Yra van Dijk: Ik denk dat er niemand is die zich géén zorgen maakt over de ontlezing. De gevolgen voor het individu zijn héél zorgwekkend. Ten eerste omdat ontlezing de ongelijkheid in de samenleving in de hand werkt. Laaggeletterdheid is namelijk een voorspeller voor hoe je later werkt en woont, en zelfs voor je gezondheid. En dat risico is niet gelijk verdeeld over de bevolking. Kinderen van laagopgeleide ouders blijven zo minder kansen hebben. Er wordt in rijkere gezinnen óók minder gelezen, maar die kinderen hebben daar minder last van doordat ze naar betere scholen gaan en betere toegang tot het hoger onderwijs hebben.

Ten tweede krijg je door te lezen empathie voor het standpunt van de ander. Ik denk dat de polarisering die we op dit moment in de Nederlandse samenleving zien, samenhangt met de ontlezing. Daarmee bedoel ik niet dat het één een direct effect is van het ander, maar wel dat het allebei tendensen zijn waarbij de individualiteit van het neoliberale individu steeds verder wordt bevestigd en niet via verhalen voortdurend wordt geconfronteerd met andere wereldbeelden en ideeën. Het zit hem ook in het feit dat mensen de krant niet meer lezen en daardoor in hun eigen nieuwsbubbel blijven, waarin ze krijgen aangereikt wat hun favoriete twitteraars beweren, en dat ook geloven. Zelfs het nieuws wordt op die manier gefilterd. Al die dingen hangen met elkaar samen, dus ik zie niet alleen consequenties voor een betekenisvolle wereld, maar ook voor een gebrek aan democratie.

Yra, wat merk jij in jouw eigen ervaring als hoogleraar moderne letterkunde van de gevolgen van de ontlezing onder Nederlandse jongeren? Moeten jij en je collega’s extra moeite doen om studenten bij te spijkeren? Wat is daarvoor nodig?
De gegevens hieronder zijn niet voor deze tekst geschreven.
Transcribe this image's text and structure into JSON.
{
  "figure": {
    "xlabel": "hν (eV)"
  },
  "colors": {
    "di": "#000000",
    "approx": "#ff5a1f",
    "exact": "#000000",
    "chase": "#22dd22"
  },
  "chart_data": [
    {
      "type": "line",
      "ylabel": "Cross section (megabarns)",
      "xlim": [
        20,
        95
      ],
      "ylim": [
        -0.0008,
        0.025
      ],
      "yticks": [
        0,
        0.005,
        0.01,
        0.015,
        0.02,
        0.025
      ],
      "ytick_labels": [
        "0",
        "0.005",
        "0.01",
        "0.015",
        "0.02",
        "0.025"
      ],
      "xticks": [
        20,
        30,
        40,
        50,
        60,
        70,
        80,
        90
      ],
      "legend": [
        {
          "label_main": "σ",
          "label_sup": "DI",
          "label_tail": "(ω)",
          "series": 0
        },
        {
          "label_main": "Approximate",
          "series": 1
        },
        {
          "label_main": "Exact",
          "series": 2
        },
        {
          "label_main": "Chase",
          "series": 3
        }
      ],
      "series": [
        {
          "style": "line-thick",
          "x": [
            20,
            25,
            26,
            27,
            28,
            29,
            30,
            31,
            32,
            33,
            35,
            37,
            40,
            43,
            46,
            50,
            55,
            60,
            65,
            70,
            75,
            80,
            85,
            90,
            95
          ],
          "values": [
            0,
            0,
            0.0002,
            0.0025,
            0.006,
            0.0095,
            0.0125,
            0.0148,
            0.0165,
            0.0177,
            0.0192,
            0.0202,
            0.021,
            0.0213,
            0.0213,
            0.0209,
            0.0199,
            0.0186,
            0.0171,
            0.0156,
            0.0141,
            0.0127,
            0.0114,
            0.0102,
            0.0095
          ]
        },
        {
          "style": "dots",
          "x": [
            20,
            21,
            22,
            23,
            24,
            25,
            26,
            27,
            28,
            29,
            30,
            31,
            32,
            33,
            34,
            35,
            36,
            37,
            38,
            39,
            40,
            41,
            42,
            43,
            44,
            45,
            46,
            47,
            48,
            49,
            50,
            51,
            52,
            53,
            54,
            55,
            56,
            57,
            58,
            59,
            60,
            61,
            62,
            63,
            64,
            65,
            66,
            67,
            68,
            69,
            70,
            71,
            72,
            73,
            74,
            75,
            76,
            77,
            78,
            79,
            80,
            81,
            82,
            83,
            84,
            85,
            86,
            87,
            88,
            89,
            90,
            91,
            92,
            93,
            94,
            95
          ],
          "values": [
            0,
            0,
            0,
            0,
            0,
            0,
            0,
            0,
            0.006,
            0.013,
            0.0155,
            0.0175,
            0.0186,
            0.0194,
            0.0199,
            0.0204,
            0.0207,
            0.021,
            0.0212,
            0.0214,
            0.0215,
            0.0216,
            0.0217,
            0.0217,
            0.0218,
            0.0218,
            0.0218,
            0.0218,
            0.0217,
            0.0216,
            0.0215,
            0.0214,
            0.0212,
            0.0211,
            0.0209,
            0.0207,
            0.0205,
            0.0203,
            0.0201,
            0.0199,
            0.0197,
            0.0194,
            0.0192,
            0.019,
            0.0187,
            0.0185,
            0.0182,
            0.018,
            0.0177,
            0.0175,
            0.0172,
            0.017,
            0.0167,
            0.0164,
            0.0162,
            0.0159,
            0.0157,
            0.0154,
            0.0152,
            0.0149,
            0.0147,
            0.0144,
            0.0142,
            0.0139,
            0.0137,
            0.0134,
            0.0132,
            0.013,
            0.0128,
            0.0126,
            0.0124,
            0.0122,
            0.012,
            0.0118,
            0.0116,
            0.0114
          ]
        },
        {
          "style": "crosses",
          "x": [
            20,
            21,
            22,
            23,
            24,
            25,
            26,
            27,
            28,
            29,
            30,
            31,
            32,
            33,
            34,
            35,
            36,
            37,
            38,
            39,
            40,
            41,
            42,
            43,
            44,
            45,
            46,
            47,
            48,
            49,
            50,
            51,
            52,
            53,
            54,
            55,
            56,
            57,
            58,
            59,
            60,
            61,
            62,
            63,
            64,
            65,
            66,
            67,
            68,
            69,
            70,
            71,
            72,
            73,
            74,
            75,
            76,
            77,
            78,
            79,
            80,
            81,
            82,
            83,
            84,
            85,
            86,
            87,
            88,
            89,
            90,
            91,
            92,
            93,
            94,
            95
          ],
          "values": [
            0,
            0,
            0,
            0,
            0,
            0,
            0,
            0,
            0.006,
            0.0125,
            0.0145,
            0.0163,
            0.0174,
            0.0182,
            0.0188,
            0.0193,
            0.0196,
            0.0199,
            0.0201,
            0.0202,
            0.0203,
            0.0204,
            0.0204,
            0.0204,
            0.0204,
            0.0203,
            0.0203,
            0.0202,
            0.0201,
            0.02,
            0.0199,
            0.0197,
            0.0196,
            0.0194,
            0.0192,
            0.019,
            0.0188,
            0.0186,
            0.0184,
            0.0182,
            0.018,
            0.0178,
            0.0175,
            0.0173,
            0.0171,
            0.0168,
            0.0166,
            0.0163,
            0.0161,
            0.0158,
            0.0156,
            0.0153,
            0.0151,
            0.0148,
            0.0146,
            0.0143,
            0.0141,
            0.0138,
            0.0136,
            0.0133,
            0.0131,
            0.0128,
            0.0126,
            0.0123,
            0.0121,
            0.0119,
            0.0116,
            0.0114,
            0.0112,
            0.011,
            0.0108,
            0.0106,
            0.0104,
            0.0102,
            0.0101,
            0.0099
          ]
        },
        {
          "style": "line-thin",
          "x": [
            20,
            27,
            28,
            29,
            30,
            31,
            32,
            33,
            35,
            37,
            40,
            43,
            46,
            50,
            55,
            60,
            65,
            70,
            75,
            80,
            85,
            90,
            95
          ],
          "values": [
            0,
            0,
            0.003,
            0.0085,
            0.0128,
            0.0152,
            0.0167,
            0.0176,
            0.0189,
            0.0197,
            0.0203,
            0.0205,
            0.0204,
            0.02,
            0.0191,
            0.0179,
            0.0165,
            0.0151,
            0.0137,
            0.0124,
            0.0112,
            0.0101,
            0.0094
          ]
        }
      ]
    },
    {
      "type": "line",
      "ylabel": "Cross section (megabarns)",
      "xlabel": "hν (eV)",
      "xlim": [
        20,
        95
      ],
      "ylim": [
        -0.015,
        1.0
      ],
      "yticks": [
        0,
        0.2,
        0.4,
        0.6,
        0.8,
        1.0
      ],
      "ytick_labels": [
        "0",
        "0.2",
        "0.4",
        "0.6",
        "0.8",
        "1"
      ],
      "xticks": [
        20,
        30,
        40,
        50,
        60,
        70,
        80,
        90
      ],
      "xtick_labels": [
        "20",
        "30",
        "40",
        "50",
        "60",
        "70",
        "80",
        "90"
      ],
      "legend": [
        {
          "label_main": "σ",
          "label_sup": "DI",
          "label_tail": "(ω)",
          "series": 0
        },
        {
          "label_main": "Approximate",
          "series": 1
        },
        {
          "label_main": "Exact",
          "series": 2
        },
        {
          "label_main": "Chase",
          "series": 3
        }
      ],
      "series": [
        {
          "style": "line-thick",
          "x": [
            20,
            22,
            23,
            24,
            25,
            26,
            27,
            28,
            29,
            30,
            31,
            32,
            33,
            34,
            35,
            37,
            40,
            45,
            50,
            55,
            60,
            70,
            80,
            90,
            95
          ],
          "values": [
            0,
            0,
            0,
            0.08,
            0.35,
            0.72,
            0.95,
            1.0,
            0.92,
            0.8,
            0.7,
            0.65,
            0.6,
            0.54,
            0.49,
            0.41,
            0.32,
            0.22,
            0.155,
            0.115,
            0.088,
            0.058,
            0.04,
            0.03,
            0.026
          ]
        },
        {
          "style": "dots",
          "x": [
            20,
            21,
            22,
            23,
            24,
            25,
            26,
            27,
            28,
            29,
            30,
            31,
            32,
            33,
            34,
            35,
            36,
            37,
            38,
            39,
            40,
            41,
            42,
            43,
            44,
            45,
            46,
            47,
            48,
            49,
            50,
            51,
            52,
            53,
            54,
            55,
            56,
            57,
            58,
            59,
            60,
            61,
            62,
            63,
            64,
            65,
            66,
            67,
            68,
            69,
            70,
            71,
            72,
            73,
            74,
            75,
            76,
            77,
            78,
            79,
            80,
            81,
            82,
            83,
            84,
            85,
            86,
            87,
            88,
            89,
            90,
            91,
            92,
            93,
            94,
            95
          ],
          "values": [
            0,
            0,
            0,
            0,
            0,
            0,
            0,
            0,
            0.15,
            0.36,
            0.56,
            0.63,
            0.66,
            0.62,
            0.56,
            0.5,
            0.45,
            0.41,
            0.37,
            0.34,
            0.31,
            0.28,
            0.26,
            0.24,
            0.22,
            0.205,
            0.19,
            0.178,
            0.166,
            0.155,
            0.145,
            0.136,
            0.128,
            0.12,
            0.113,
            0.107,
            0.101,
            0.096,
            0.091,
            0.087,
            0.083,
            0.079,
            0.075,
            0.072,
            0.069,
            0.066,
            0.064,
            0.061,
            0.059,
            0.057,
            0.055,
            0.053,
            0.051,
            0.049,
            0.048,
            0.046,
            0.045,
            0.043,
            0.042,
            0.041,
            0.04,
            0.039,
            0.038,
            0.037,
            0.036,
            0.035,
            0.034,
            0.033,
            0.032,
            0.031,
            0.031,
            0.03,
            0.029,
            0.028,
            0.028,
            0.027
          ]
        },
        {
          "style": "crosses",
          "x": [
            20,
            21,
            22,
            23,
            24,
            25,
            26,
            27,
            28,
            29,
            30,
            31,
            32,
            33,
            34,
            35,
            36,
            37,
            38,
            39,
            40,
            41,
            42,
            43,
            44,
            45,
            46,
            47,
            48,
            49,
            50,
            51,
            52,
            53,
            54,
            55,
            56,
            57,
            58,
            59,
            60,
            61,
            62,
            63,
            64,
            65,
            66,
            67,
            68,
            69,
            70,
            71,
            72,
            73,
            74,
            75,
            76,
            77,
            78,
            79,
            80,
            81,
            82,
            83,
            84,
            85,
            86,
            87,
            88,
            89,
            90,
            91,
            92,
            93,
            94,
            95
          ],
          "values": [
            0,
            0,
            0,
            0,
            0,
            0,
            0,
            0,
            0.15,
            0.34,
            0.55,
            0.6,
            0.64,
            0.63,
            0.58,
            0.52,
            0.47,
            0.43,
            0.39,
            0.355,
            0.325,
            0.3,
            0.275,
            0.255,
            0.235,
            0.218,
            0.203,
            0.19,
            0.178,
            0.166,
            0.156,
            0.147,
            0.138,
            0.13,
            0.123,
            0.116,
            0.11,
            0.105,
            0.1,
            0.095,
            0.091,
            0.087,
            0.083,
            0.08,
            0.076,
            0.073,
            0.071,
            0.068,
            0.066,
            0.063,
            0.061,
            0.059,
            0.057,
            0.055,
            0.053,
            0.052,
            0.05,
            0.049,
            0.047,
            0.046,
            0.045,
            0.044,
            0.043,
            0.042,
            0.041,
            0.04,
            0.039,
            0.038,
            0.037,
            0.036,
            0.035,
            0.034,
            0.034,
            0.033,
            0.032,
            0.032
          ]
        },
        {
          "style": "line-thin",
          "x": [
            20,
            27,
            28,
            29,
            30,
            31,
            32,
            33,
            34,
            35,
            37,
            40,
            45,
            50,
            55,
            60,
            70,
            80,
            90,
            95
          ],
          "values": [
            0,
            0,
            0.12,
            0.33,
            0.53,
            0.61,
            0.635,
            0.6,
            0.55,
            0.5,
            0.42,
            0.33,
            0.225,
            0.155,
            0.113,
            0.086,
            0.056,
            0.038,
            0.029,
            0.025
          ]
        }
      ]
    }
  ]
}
Je ziet de bagage per jaar afnemen. Het was altijd al zo dat misschien maar 10 procent echt fanatiek was over lezen, maar dié hebben inmiddels ook een steeds kleinere bagage. Het is een enorm verschil of je op de middelbare school dertig boeken voor je lijst moet lezen of acht. Het betekent dat studenten geen referentiekader meer hebben, bijvoorbeeld als het gaat om intertekstuele verwijzingen, en dat ze structuren en patronen niet meer herkennen. Herkennen geeft ook leesplezier of leesmotivatie. In mijn colleges merk ik dat de intellectuele belangstelling in een paar jaar tijd echt is gedaald. De studenten willen geen lange teksten meer uitpluizen, ze willen liever elke week een nieuw kort verhaal.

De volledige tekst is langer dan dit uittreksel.